Физик упрям, напорист, одержим крутыми идеями, честолюбив, он из твердолобых материалистов, еще сравнительно молод и жаждет великих открытий. И безусловно верит в себя, а не в Бога. И в то, что говорит. И мало того, гордится тем, что и как говорит. Есть в нем что-то носорожье, несокрушимое, в своем физическом облике, однако, совсем не похожем на носорога.
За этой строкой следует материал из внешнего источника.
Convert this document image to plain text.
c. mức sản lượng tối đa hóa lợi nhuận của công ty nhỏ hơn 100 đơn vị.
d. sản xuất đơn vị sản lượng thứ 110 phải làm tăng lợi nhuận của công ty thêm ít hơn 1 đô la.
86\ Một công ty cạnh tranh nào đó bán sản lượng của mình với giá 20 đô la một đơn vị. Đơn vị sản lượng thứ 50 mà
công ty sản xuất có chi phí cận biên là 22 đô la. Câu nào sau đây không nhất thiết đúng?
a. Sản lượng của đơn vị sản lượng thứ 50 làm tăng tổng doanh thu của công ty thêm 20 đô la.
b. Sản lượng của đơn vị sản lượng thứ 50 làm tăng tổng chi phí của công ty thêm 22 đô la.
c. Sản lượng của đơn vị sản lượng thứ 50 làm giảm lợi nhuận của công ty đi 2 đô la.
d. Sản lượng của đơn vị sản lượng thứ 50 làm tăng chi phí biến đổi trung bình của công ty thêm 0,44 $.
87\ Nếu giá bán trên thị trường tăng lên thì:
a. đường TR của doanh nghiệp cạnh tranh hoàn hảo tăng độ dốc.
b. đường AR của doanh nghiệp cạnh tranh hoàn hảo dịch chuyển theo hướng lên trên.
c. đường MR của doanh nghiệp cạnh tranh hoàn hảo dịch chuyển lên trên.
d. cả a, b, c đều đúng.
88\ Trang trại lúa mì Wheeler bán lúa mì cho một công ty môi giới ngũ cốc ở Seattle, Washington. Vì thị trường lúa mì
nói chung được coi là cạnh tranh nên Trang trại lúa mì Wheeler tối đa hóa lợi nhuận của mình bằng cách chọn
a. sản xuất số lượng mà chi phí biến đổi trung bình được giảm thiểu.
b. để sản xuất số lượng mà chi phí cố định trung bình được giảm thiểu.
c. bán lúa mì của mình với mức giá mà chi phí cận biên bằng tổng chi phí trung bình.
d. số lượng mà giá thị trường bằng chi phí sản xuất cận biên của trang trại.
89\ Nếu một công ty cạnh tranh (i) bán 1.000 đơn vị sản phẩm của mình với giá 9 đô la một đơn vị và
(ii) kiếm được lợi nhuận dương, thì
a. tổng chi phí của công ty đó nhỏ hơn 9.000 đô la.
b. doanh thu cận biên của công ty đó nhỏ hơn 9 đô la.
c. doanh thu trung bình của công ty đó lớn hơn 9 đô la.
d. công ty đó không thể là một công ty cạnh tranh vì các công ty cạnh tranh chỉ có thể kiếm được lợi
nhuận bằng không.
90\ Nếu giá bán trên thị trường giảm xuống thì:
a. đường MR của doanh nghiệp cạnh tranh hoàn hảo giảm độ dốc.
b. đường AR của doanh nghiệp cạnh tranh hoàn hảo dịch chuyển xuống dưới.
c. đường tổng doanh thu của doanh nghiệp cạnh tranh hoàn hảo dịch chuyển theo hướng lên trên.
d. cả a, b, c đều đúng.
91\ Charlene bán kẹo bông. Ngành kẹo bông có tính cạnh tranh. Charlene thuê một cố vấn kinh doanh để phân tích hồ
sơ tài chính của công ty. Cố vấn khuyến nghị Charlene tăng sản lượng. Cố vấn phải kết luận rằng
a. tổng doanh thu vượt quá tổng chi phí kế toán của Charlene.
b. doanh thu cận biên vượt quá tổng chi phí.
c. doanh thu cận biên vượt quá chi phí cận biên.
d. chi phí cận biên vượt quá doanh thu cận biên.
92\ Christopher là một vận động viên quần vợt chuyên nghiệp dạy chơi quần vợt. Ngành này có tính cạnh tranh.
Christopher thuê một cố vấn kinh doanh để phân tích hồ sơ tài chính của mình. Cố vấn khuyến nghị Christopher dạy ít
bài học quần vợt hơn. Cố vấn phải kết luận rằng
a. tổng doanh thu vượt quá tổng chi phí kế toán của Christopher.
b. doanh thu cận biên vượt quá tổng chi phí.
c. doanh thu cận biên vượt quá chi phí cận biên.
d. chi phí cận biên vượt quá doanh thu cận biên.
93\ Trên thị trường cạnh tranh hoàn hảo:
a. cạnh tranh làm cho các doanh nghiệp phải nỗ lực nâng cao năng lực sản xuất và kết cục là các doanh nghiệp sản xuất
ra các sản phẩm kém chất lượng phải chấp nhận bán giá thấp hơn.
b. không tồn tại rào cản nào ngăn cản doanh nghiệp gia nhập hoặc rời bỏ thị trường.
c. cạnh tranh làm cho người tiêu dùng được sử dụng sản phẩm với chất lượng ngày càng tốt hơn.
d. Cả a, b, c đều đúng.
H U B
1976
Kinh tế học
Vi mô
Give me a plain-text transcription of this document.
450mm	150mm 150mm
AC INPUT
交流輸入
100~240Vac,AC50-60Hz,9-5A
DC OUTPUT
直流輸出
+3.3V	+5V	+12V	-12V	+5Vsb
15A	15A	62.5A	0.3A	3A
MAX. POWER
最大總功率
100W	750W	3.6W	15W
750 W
В интонациях речи – то самое, о чем сказано в стихотворении Иссу:
                «Так кричит фазан,
                Будто это он открыл
                Первую звезду».

И с обветшалыми стенками и убранством стационара он обращается, будто это не физическая вещественность, а наши полученные на нем обветшалые научные откровения – хлам для замены новыми истинными открытиями, с нетерпением ждущими его.

Он непререкаем в своем рвении, но ему еще не видно, что содеянное им, если даже оно состоится, тоже станет хламом, когда придет ему на смену следующий фазан. И уж совсем он не помышляет о том, что до того, как это произойдет, причиненный им вред может оказаться больше видимых или воображаемых им успехов. А, может быть, и сами эти «успехи» станут непоправимым злом для Земли и ее людей. Как то, что делают сейчас: безвозвратно уничтожают невосполнимые сокровища,  накопленные Землей за миллионы лет ее существования, так называемые полезные ископаемые – уголь, нефть, газ, а также то, чем дышим – кислород.

Булькают неторопливые термы, выносят из земного чрева его жар, атомы, молекулы, соединения чего-то с чем-то. Среди них почти вся менделеевская таблица. Ими можно обогатиться,  можно украсить жизнь, можно сделать безумным или вовсе убить. В них бездна возможностей величественных и дьявольских.  А кто это измерил, кто оценил последствия их использования или, что, может оказаться важнее – последствия  неприкосновения к ним! И вообще, что это? Ненужные там, внутри, земные отходы ее, матери Земли нашей,  или в них таинство создания новых чудес для какой-то неведомой нам цели? А мы своими короткими слепыми действиями губим этот великий замысел Природы? Что же есть наше вторжение в этот процесс? Имеем  ли мы на него право, можно ли нам так бездумно разрушать и уничтожать создаваемое Природой! Недра Земли уже почти лишены  этих «полезных» ископаемых, а мы все более и более жаждем хапать и хапать, нисколько не заботясь о последствиях. Что мы оставляем взамен?  Катакомбы свалок, помоек, утопающие в дерьме каменные джунгли городов, загаженные ядами поля, леса и воды. Прекрасная наша планета, во что ты обращаешься нашими стараниями!

Нет, Физик, не дам я   свое согласие на возведение тобой здесь нового стационара,  пока ты не просчитаешь все вперед, пока в твоих прожектах главным не станет обоснованный прогноз последствий от твоих сомнительных открытий, пока все твои замыслы и помыслы не произрастут из нравственных побуждений. Помнишь главный принцип врача - «не навреди»? Воспользуйся им  . Мы ведь не навредили… А действительно, не навредили ли мы?